Search code examples
sqlsql-serversql-server-2008archive

Anyway to speed up the archiving of a large table


At midnight, I archive a SQL Server 2008 table by doing this in a stored procedure:

INSERT INTO archive(col1, col2....)
select col1, col2...
from tablename
where date <= @endDate

delete from tablename where date <= @enddate

Here is the table schema. I've changed the column names obviously. The archive table is exactly the same structure.

[col1] [uniqueidentifier] NOT NULL,
[col1] [bigint] NOT NULL,
[col1] [nvarchar](255) NOT NULL,
[col1] [nvarchar](255) NOT NULL,
[col1] [datetime] NOT NULL,
[col1] [nvarchar](75) NULL,
[col1] [nvarchar](255) NULL,
[col1] [nvarchar](255) NULL,
[col1] [nvarchar](255) NULL,
[col1] [nvarchar](255) NULL,
[col1] [nvarchar](50) NULL,
[col1] [nvarchar](50) NULL,
[col1] [nvarchar](1000) NULL,
[col1] [nvarchar](2) NULL,
[col1] [nvarchar](255) NULL,
[col1] [nvarchar](255) NULL,

The table typically has about 100,000 - 150,0000 rows with several indexes and is still having information written to it while I'm trying to perform this archive.

This process takes at the fastest, six minutes, and the slowest, 13 minutes.

Is there a faster way of doing this?


Solution

  • Partitioning is the fastest technique, but adds complexity and requires Enterprise Edition.

    An alternate approach is to combine the DELETE and the INSERT into one statement by using the OUTPUT clause. http://msdn.microsoft.com/en-us/library/ms177564.aspx. A DELETE with an OUTPUT clause is faster than individual INSERT/DELETE statements.

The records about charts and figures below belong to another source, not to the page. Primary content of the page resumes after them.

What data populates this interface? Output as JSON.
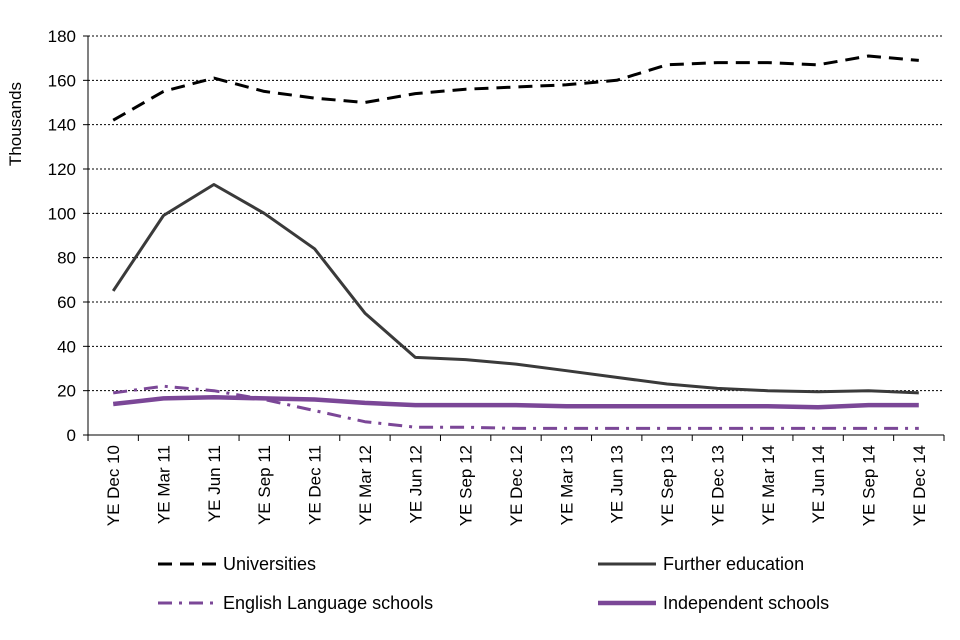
{
  "chart_data": {
    "type": "line",
    "ylabel": "Thousands",
    "ylim": [
      0,
      180
    ],
    "yticks": [
      0,
      20,
      40,
      60,
      80,
      100,
      120,
      140,
      160,
      180
    ],
    "grid": "horizontal-dotted",
    "legend_position": "bottom",
    "categories": [
      "YE Dec 10",
      "YE Mar 11",
      "YE Jun 11",
      "YE Sep 11",
      "YE Dec 11",
      "YE Mar 12",
      "YE Jun 12",
      "YE Sep 12",
      "YE Dec 12",
      "YE Mar 13",
      "YE Jun 13",
      "YE Sep 13",
      "YE Dec 13",
      "YE Mar 14",
      "YE Jun 14",
      "YE Sep 14",
      "YE Dec 14"
    ],
    "series": [
      {
        "name": "Universities",
        "color": "#000000",
        "style": "dash",
        "values": [
          142,
          155,
          161,
          155,
          152,
          150,
          154,
          156,
          157,
          158,
          160,
          167,
          168,
          168,
          167,
          171,
          169
        ]
      },
      {
        "name": "Further education",
        "color": "#3a3a3a",
        "style": "solid",
        "values": [
          65,
          99,
          113,
          100,
          84,
          55,
          35,
          34,
          32,
          29,
          26,
          23,
          21,
          20,
          19.5,
          20,
          19
        ]
      },
      {
        "name": "English Language schools",
        "color": "#7b4797",
        "style": "dashdot",
        "values": [
          19,
          22,
          20,
          16,
          11,
          6,
          3.5,
          3.5,
          3,
          3,
          3,
          3,
          3,
          3,
          3,
          3,
          3
        ]
      },
      {
        "name": "Independent schools",
        "color": "#7b4797",
        "style": "thick",
        "values": [
          14,
          16.5,
          17,
          16.5,
          16,
          14.5,
          13.5,
          13.5,
          13.5,
          13,
          13,
          13,
          13,
          13,
          12.5,
          13.5,
          13.5
        ]
      }
    ]
  }
}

    DELETE FROM tablename 
        OUTPUT DELETED.Col1, DELETED.col2, DELETED.col3 DELETED.col4 -- etc
        INTO archive ( col1, col2, col3, col4 )
     WHERE date <= @enddate;
    

    If you have issues with blocking due to the concurrent inserts, then you can batch the above statement by doing a loop:

    DECLARE @i int
    SET @i = 1 
    WHILE @i > 0
    BEGIN
        DELETE  top (1000) FROM tablename 
            OUTPUT DELETED.Col1, DELETED.col2, DELETED.col3 DELETED.col4 -- Eric
            INTO archive ( col1, col2, col3, col4 )
        WHERE date <= @enddate  
        SET @i = @@rowcount
    END    
    

    Additional note: There are a few restrictions for the output table. It can't have triggers, be involved in foreign keys or have check constraints.